Underpinning shipping’s green transition is the challenge that alternative fuels such as green methanol and green ammonia are inherently more costly to produce than their fossil counterparts such as HFO, LSFO and LNG. These alternative fuels are not cost competitive and there are no, or very few, cargo owners who today are willing to pay the required green premiums which would stimulate investment in green fuel projects.
Looking into the future, alternative fuels may eventually become cost competitive if we see two things happen:
Adequate regulatory cost attached to emissions, thus increasing cost of fossil fuels
Alternative fuel production projects being realized, thus providing learnings and subsequent cost reductions on future projects
The inherent challenge for green corridors: Fossil fuel vs. alternative fuel (illustrative)

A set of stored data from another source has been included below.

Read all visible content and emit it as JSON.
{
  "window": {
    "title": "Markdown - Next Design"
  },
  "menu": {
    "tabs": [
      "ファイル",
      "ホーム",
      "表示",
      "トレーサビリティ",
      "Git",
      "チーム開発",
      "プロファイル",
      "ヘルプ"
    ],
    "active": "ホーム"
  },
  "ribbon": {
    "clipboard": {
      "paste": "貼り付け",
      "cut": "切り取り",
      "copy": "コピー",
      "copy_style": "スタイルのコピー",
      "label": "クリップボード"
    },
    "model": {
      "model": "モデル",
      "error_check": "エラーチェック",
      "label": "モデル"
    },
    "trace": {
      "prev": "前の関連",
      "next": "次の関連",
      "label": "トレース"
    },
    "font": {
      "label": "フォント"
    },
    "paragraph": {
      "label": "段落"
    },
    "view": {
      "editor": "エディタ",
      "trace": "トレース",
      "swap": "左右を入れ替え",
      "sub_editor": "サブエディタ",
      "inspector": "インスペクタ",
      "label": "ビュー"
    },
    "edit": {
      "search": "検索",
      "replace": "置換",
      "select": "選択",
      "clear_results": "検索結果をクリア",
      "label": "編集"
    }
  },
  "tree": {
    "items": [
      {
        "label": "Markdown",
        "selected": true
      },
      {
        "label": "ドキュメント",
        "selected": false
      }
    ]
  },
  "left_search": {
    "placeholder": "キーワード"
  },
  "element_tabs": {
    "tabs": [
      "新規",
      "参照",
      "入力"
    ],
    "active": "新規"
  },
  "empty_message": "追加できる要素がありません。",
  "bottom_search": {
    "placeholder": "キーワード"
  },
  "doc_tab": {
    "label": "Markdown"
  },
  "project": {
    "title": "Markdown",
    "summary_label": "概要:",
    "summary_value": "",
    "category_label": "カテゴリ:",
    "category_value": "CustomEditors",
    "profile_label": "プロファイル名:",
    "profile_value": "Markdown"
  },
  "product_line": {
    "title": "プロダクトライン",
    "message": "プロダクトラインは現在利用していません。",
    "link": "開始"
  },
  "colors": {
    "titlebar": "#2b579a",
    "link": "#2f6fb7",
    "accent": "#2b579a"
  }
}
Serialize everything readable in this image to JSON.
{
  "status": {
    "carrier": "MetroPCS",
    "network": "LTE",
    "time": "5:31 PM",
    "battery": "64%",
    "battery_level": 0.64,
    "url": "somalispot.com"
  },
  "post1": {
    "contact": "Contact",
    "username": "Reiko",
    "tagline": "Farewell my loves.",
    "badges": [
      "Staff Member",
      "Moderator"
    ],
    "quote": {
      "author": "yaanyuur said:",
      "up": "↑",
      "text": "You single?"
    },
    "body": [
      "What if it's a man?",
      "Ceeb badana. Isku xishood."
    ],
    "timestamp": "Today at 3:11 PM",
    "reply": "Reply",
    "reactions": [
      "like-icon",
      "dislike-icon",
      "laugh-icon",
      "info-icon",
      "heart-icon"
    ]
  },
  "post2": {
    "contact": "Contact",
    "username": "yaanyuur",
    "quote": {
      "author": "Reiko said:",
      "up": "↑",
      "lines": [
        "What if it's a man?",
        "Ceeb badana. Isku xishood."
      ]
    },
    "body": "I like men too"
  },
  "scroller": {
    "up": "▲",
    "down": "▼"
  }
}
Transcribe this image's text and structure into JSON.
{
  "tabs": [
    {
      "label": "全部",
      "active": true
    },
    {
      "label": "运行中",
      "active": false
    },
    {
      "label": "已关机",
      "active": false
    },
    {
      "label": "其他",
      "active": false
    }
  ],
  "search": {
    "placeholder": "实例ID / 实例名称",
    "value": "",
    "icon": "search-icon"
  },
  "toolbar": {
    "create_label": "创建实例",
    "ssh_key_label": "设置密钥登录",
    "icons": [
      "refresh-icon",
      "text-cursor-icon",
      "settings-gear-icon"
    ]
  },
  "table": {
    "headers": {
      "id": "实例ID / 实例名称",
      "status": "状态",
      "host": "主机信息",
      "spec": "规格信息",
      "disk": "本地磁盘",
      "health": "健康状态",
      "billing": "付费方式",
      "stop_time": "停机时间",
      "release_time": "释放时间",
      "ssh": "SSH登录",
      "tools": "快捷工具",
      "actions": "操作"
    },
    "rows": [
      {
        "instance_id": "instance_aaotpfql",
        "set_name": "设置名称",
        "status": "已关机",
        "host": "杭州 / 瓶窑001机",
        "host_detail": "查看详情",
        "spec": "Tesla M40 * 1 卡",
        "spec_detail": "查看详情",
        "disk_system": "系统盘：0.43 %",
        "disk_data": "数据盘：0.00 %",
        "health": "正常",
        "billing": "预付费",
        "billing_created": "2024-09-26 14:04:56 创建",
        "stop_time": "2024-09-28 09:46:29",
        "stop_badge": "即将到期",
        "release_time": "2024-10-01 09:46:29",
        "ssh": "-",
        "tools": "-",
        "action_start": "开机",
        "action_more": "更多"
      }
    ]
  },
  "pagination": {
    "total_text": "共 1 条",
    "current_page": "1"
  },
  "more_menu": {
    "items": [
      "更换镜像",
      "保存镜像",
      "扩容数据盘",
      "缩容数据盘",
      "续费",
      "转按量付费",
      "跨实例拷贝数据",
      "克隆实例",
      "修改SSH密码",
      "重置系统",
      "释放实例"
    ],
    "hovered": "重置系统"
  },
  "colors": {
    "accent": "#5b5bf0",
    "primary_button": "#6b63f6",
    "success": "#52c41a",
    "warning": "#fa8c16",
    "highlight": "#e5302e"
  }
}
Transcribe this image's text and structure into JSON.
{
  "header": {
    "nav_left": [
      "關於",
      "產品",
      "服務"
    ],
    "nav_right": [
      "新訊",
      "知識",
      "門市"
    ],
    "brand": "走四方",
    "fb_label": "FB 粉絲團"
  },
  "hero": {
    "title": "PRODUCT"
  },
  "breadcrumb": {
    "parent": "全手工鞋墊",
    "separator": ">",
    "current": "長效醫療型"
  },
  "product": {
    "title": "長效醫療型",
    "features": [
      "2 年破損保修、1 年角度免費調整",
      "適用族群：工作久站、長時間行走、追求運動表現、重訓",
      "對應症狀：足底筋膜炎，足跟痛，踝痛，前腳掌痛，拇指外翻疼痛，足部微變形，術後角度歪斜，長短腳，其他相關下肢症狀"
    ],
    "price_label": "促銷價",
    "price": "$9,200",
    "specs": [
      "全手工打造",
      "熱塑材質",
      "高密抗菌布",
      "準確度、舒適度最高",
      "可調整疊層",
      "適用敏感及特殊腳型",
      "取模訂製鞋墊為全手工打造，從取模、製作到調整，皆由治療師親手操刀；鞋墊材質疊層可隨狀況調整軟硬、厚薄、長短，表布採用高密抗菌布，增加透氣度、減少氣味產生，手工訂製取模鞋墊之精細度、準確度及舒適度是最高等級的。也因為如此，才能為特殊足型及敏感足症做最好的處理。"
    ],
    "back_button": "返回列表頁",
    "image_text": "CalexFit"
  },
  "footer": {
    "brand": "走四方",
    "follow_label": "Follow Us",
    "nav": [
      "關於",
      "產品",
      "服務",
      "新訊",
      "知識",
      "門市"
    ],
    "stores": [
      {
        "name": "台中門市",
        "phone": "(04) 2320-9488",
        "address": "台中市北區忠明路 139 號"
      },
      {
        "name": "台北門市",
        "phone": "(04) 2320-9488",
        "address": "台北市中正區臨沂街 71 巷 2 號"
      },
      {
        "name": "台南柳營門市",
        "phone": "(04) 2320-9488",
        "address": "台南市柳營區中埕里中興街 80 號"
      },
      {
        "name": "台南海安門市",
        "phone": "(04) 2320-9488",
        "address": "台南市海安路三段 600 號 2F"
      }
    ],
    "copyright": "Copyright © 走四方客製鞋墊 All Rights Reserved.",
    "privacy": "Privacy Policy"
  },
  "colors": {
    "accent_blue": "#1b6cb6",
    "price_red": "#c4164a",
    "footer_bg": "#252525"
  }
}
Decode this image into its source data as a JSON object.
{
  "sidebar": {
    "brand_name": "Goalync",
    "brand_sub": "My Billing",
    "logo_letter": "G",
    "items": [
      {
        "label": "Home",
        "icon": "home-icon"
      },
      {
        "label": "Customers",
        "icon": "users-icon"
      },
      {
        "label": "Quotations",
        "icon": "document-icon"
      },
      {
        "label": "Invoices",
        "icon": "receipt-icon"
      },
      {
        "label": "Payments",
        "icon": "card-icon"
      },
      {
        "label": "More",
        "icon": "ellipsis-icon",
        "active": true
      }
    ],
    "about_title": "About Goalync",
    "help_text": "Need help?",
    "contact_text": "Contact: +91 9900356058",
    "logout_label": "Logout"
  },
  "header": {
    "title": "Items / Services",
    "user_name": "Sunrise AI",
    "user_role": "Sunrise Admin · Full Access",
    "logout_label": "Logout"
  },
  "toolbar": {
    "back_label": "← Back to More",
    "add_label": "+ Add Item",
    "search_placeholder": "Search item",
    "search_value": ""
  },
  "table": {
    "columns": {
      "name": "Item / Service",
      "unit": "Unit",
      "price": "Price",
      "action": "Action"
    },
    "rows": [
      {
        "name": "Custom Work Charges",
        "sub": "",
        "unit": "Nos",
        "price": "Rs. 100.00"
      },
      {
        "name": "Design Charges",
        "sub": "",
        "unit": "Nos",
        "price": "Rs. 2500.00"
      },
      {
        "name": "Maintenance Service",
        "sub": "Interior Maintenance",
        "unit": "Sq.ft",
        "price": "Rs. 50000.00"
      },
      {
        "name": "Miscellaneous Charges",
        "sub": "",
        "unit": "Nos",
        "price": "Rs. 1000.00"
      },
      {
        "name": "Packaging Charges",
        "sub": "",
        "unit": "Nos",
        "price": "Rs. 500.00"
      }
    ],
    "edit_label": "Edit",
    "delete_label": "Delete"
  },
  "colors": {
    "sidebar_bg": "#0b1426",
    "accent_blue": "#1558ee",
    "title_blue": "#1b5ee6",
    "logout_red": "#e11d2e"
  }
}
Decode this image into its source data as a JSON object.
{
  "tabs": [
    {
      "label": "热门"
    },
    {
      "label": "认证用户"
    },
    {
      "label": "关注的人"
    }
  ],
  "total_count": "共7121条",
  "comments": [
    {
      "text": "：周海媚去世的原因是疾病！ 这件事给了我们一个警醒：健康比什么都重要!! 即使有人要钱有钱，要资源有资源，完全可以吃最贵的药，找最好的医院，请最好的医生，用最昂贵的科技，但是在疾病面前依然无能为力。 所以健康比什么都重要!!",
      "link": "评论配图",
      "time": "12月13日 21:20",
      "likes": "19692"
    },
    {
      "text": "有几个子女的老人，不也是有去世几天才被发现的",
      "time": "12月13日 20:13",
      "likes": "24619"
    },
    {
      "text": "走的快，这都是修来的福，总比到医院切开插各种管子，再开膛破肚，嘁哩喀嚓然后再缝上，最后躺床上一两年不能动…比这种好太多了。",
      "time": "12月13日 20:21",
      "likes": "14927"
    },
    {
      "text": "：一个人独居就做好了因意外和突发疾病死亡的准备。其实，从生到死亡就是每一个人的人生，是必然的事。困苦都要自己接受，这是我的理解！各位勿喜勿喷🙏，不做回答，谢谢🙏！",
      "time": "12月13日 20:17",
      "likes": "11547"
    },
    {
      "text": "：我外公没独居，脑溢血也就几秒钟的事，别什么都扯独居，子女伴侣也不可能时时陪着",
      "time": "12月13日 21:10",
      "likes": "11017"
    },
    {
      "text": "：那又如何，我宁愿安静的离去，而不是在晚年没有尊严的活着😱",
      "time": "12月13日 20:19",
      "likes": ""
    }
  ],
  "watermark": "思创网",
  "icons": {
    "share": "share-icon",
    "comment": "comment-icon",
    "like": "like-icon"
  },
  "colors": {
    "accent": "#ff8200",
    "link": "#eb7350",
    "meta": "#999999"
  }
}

While regulations will play a pivotal role in aiding the cost competitiveness of alternative fuels in the future, they do not make them commercially viable today, but without alternative fuel production projects happening today there will be no learnings and cost downs to make future projects cheaper. For the maritime industry to decarbonize by 2050, alternative fuel projects must happen as soon as possible.
To stimulate private investment in this pre-commercial landscape, public funding is thus required to make these very first projects cost competitive. These first projects are what we refer to as green corridors – “early projects [that] can help catalyse the decarbonisation of the wider maritime industry by testing the feasibility of zero emission technologies and fuels whilst also spurring the formation of new supply chains and investment in associated infrastructure”.[1]In essence, not projects that will be realized in 2040 when sustainable maritime fuel may be mature and regulations add significant cost to fossil fuels, but specifically the projects with the ambition of being realized in the immediate future when the private sector is unable to cover these incremental costs and risks alone. Ways of sharing the cost can be obtained by long-term offtake agreements and/or aggregating tech fuel demand.
But it is not sufficient simply to say, “public funding is required”. Clarity is needed on exactly how much public funding is needed after taking into account cost management from the commercial stakeholders, impacts of regulation, and the consideration for some amount of green premium being paid by the cargo owner. Putting numbers to these factors, derived and communicated in a clear and transparent manner, is the objective of Green Corridor cost modelling.